To rectify this cycle, designers must consider the materiality and durability of furniture and interior finishes. What is a product made of? How much space will it take up during shipping or transportation? Can it be easily disassembled and recycled once its maintenance is complete? Or can it be reused or reused? Environmental product declarations (reports that summarize a product’s environmental information) are a useful tool for making smart design choices.
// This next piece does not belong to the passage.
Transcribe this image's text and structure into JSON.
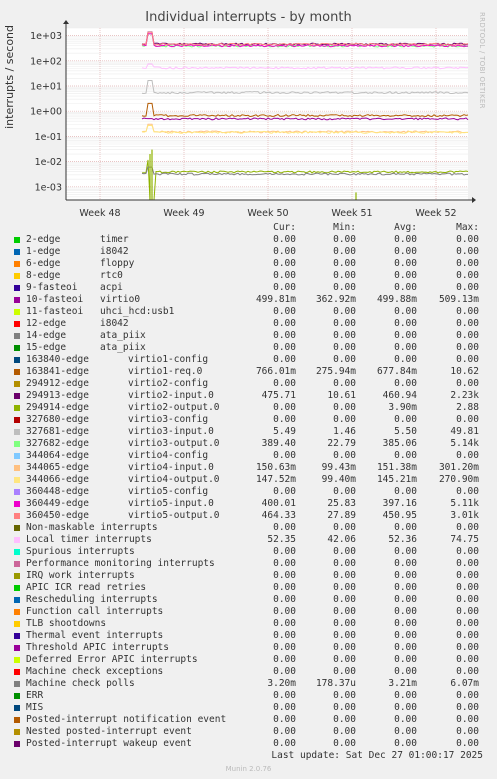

Arper Mixu seating collection
Salva Lopez
Arper Mixu seating collection

This forward-looking approach to product design has guided Gensler’s development of the Mixu seating collection for the furniture brand Arper. Originally tapped to design a new plastic chair, our team tapped into the knowledge and experience of Gensler design directors around the world, learning that what designers and customers want most when it comes to furnishing, it is the possibility of customizing. The three-piece chair meets this need while meeting sustainability goals through “design for disassembly”. Low-profile components (seat, back, and base) use post-industrial recycled plastic, 100% recyclable plastics, recycled steel, and FSC-certified wood. The padding can be zipped and changed, extending its use. And, there are no adhesives, staples or co-molding of plastic and metal, allowing for complete disassembly – useful both in transit (smaller boxes mean a smaller environmental footprint for l shipment) and at the end of the chair’s life, when the components can be recycled.

The road to follow

Looking towards a more resilient future for the entire building materials supply chain, Gensler is taking the lead with a green materials initiative which focuses on reducing high-carbon materials, using the most efficient structural solutions to reduce material quantities, sourcing locally mined and manufactured materials, and minimizing waste. After launching this effort in early 2022, we will prioritize working with partners – from engineers and contractors to engineers, general contractors and beyond – who meet these standards and use materials that significantly reduce emissions related to building. Not only will this initiative help ensure that our clients’ properties meet new sustainability mandates, building codes, tenant demands and health requirements, but this shift in demand for sustainable materials will impact powerful and durable drive in the building sector and supply. chain and across our world.


The opinions and conclusions of this author are not necessarily those of ARCHITECT magazine or the American Institute of Architects.